However, current monitoring tools such as 24-hour urine monitoring, 24-hour dietary recall or food frequency questionaire are impractical because the processes are complicated and subject to error. We have developed a modified 24-hour dietary recall method for assessment of 24-hour dietary protein and sodium intake namely Easy Dietary Assessment (EDA) tool.1 EDA is a visualized calculating table used to calculate amount of dietary intake (Figure 1). The values of protein and sodium content of each recipe in the table were collected from
five provinces throughout Thailand. The average amounts of protein and sodium per one tablespoon were this website calculated by apply the data from a Thai nutritional database software namely INMU-Cal program. We aimed to validate
accuracy and precision of this tool in CKD patients. Methods: We conducted a cross-sectional study in fifty-five stage 3–4 CKD patients from Kamphaeng Phet JQ1 Province, 400 kilometers north of Bangkok. Village Health Volunteers (VHVs) were asked to work as interviewers. They had been trained for a 4-day course on how to use EDA tool prior to commencement of the study. The patients were asked to collect 24-hour urine for urine urea-N and sodium. Adequately collected 24-hour urine samples were calculated for normalized protein nitrogen appearance (nPNA) and 24-hour urine sodium. We studied correlation between nPNA calculated from urine collection and estimated dietary protein intake calculated with EDA. Similar correlation was made between 24-hour urine sodium and EDA dietary sodium intake. Results: The mean nPNA and EDA protein intake were 1.0 ± 0.3 and 0.9 ± 0.4 g/kg/day, respectively. The mean 24-hour urine sodium and EDA sodium HSP90 intake were 2595 ± 1304 and 1710 ± 1151 mg/day, respectively.

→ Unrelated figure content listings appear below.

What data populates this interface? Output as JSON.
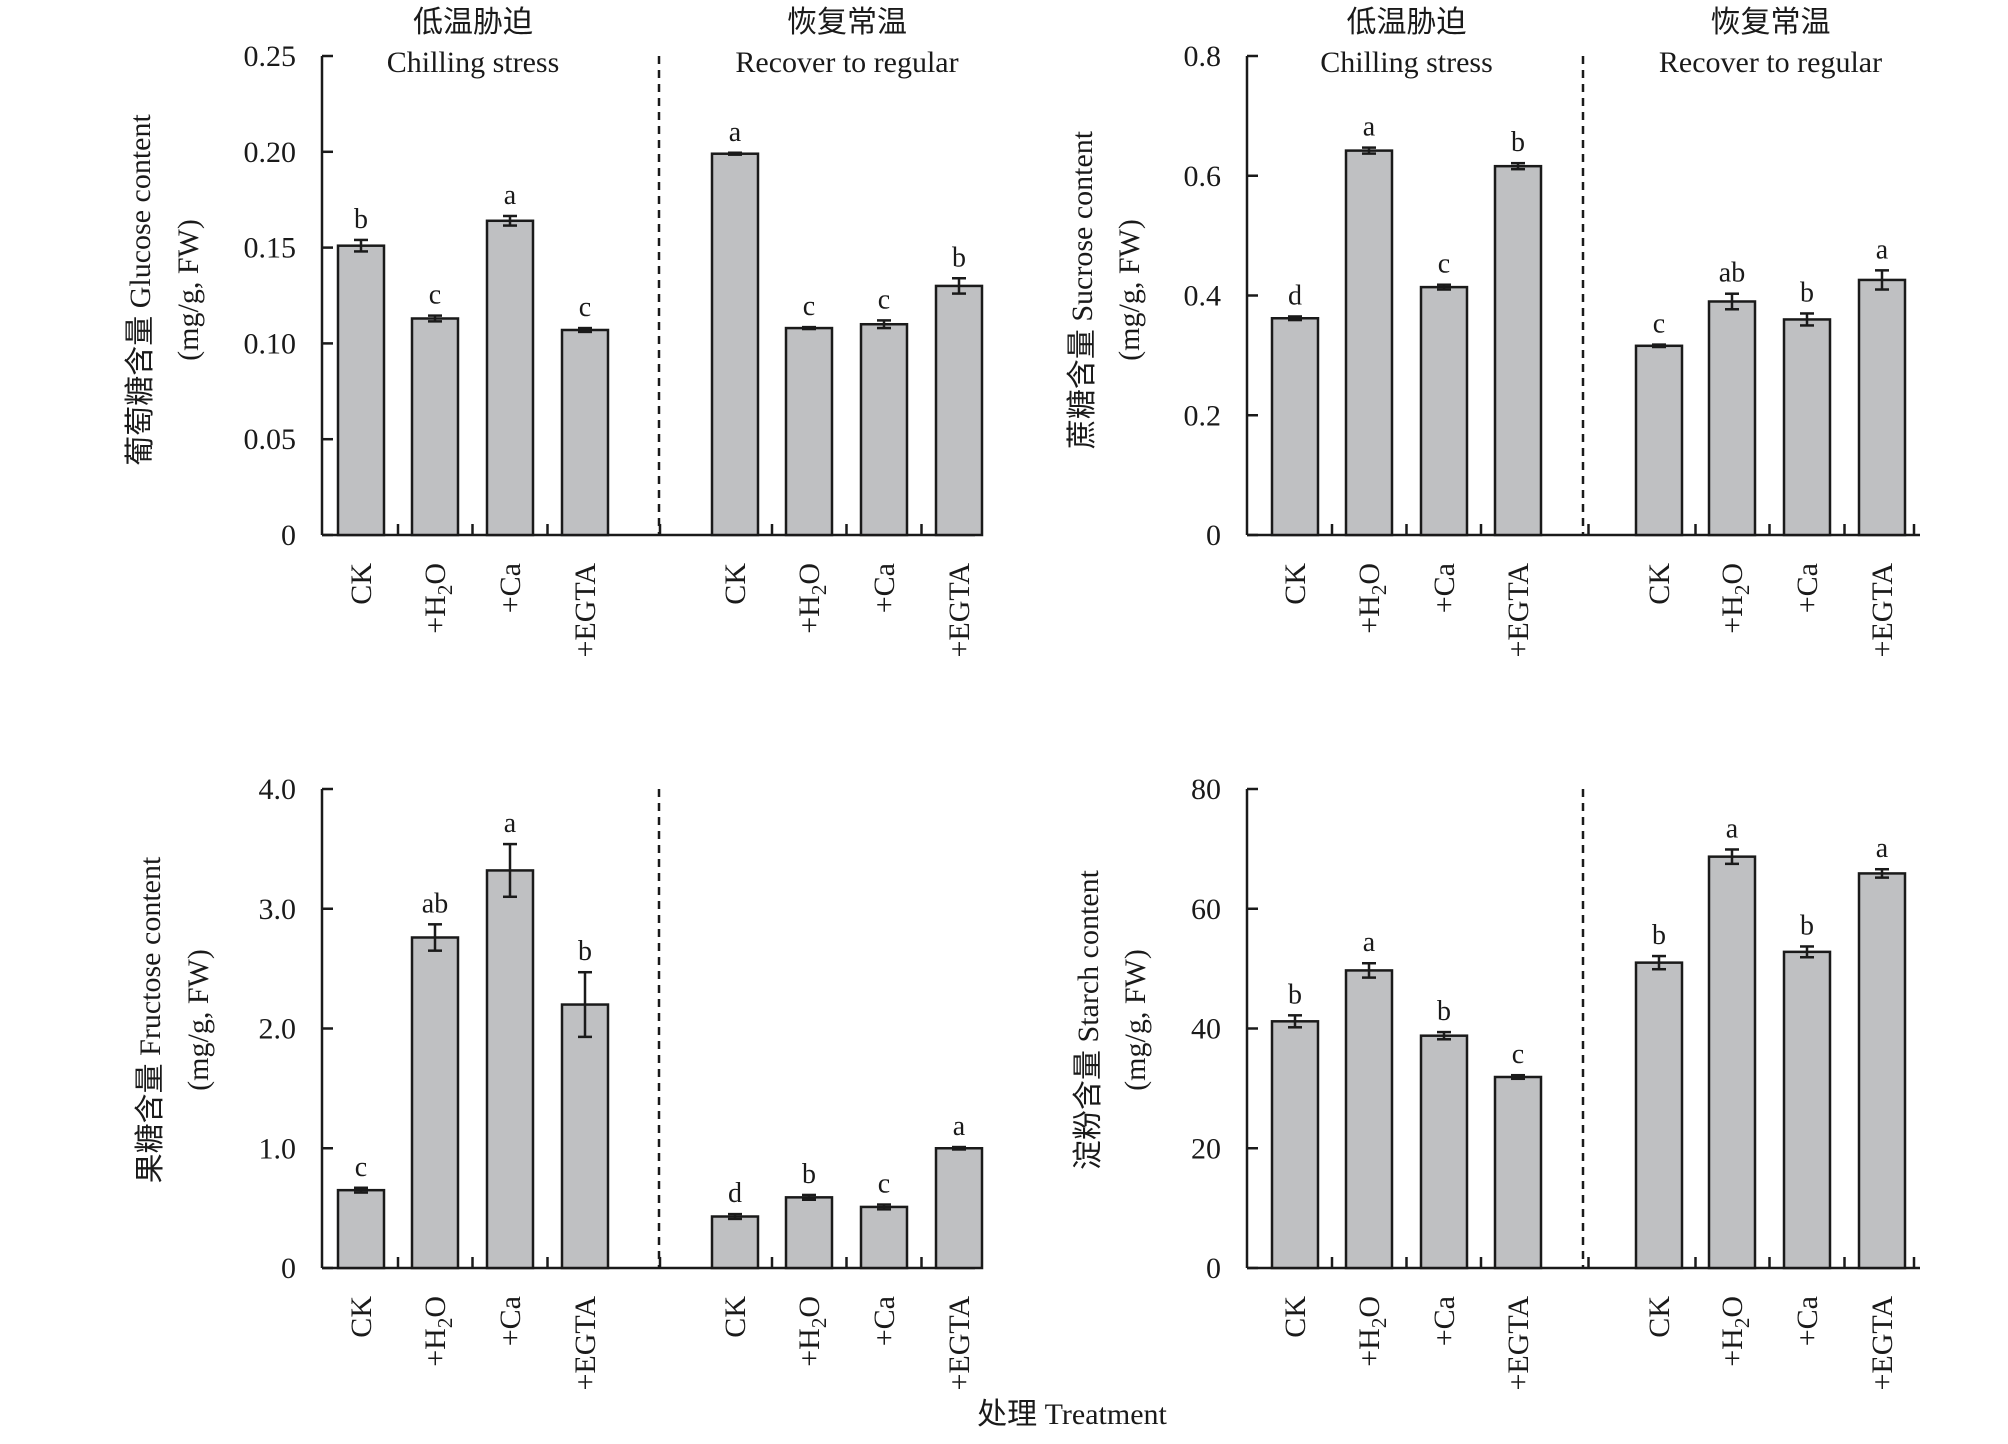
{
  "figure": {
    "xlabel": "处理 Treatment"
  },
  "chart_data": [
    {
      "type": "bar",
      "ylabel_line1": "葡萄糖含量 Glucose content",
      "ylabel_line2": "(mg/g, FW)",
      "ylim": [
        0,
        0.25
      ],
      "yticks": [
        0,
        0.05,
        0.1,
        0.15,
        0.2,
        0.25
      ],
      "ytick_labels": [
        "0",
        "0.05",
        "0.10",
        "0.15",
        "0.20",
        "0.25"
      ],
      "groups": [
        {
          "header_zh": "低温胁迫",
          "header_en": "Chilling stress",
          "categories": [
            "CK",
            "+H2O",
            "+Ca",
            "+EGTA"
          ],
          "values": [
            0.151,
            0.113,
            0.164,
            0.107
          ],
          "errors": [
            0.003,
            0.0015,
            0.0025,
            0.001
          ],
          "letters": [
            "b",
            "c",
            "a",
            "c"
          ]
        },
        {
          "header_zh": "恢复常温",
          "header_en": "Recover to regular",
          "categories": [
            "CK",
            "+H2O",
            "+Ca",
            "+EGTA"
          ],
          "values": [
            0.199,
            0.108,
            0.11,
            0.13
          ],
          "errors": [
            0.0005,
            0.0005,
            0.002,
            0.004
          ],
          "letters": [
            "a",
            "c",
            "c",
            "b"
          ]
        }
      ]
    },
    {
      "type": "bar",
      "ylabel_line1": "蔗糖含量 Sucrose content",
      "ylabel_line2": "(mg/g, FW)",
      "ylim": [
        0,
        0.8
      ],
      "yticks": [
        0,
        0.2,
        0.4,
        0.6,
        0.8
      ],
      "ytick_labels": [
        "0",
        "0.2",
        "0.4",
        "0.6",
        "0.8"
      ],
      "groups": [
        {
          "header_zh": "低温胁迫",
          "header_en": "Chilling stress",
          "categories": [
            "CK",
            "+H2O",
            "+Ca",
            "+EGTA"
          ],
          "values": [
            0.362,
            0.642,
            0.414,
            0.616
          ],
          "errors": [
            0.003,
            0.005,
            0.004,
            0.005
          ],
          "letters": [
            "d",
            "a",
            "c",
            "b"
          ]
        },
        {
          "header_zh": "恢复常温",
          "header_en": "Recover to regular",
          "categories": [
            "CK",
            "+H2O",
            "+Ca",
            "+EGTA"
          ],
          "values": [
            0.316,
            0.39,
            0.36,
            0.426
          ],
          "errors": [
            0.002,
            0.013,
            0.01,
            0.016
          ],
          "letters": [
            "c",
            "ab",
            "b",
            "a"
          ]
        }
      ]
    },
    {
      "type": "bar",
      "ylabel_line1": "果糖含量 Fructose content",
      "ylabel_line2": "(mg/g, FW)",
      "ylim": [
        0,
        4.0
      ],
      "yticks": [
        0,
        1,
        2,
        3,
        4
      ],
      "ytick_labels": [
        "0",
        "1.0",
        "2.0",
        "3.0",
        "4.0"
      ],
      "groups": [
        {
          "header_zh": "",
          "header_en": "",
          "categories": [
            "CK",
            "+H2O",
            "+Ca",
            "+EGTA"
          ],
          "values": [
            0.65,
            2.76,
            3.32,
            2.2
          ],
          "errors": [
            0.02,
            0.11,
            0.22,
            0.27
          ],
          "letters": [
            "c",
            "ab",
            "a",
            "b"
          ]
        },
        {
          "header_zh": "",
          "header_en": "",
          "categories": [
            "CK",
            "+H2O",
            "+Ca",
            "+EGTA"
          ],
          "values": [
            0.43,
            0.59,
            0.51,
            1.0
          ],
          "errors": [
            0.02,
            0.02,
            0.02,
            0.01
          ],
          "letters": [
            "d",
            "b",
            "c",
            "a"
          ]
        }
      ]
    },
    {
      "type": "bar",
      "ylabel_line1": "淀粉含量 Starch content",
      "ylabel_line2": "(mg/g, FW)",
      "ylim": [
        0,
        80
      ],
      "yticks": [
        0,
        20,
        40,
        60,
        80
      ],
      "ytick_labels": [
        "0",
        "20",
        "40",
        "60",
        "80"
      ],
      "groups": [
        {
          "header_zh": "",
          "header_en": "",
          "categories": [
            "CK",
            "+H2O",
            "+Ca",
            "+EGTA"
          ],
          "values": [
            41.2,
            49.7,
            38.8,
            31.9
          ],
          "errors": [
            1.0,
            1.2,
            0.6,
            0.3
          ],
          "letters": [
            "b",
            "a",
            "b",
            "c"
          ]
        },
        {
          "header_zh": "",
          "header_en": "",
          "categories": [
            "CK",
            "+H2O",
            "+Ca",
            "+EGTA"
          ],
          "values": [
            51.0,
            68.7,
            52.8,
            65.9
          ],
          "errors": [
            1.1,
            1.2,
            0.9,
            0.7
          ],
          "letters": [
            "b",
            "a",
            "b",
            "a"
          ]
        }
      ]
    }
  ],
  "style": {
    "bar_fill": "#bfc0c2",
    "bar_stroke": "#1a1a1a",
    "axis_color": "#1a1a1a"
  }
}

There was significant correlation between nPNA and EDA protein
intake (R = 0.77, R2 = 0.60, P = 0.01). However, the correlation between 24-hour urine sodium and EDA sodium intake were not significant (R = 0.25, R2 = 0.06, P = 0.14). Conclusion: EDA could be used by VHVs as a tool for monitoring dietary protein intake among stage 3–4 CKD patients. NAKAMURA SATOKO1, KOKUBO YOSHIHIRO2, MAKINO HISASHI3, YOSHIHARA FUMIKI1, MIYAMOTO YOSHIHIRO2, KAWANO YUHEI1 1Division of Hypertension and Nephrology, National Cerebral and Cardiovascular Center; 2Department of Preventive Cardiology, National Cerebral and Cardiovascular Center; 3Division of Endocrinology and Metabolism, National Cerebral and Cardiovascular Center Introduction: The estimated glomerular filtration rate (eGFR) based on serum Cystatin C (CysC) and cretainine (Cr) are the clinical standard for the assessment of chronic kidney disease (CKD). The purpose of this study is to evaluate the difference between the diagnosis of CKD using Cr based eGFR (eGFRcr) and CysC based eGFR (eGFRcys).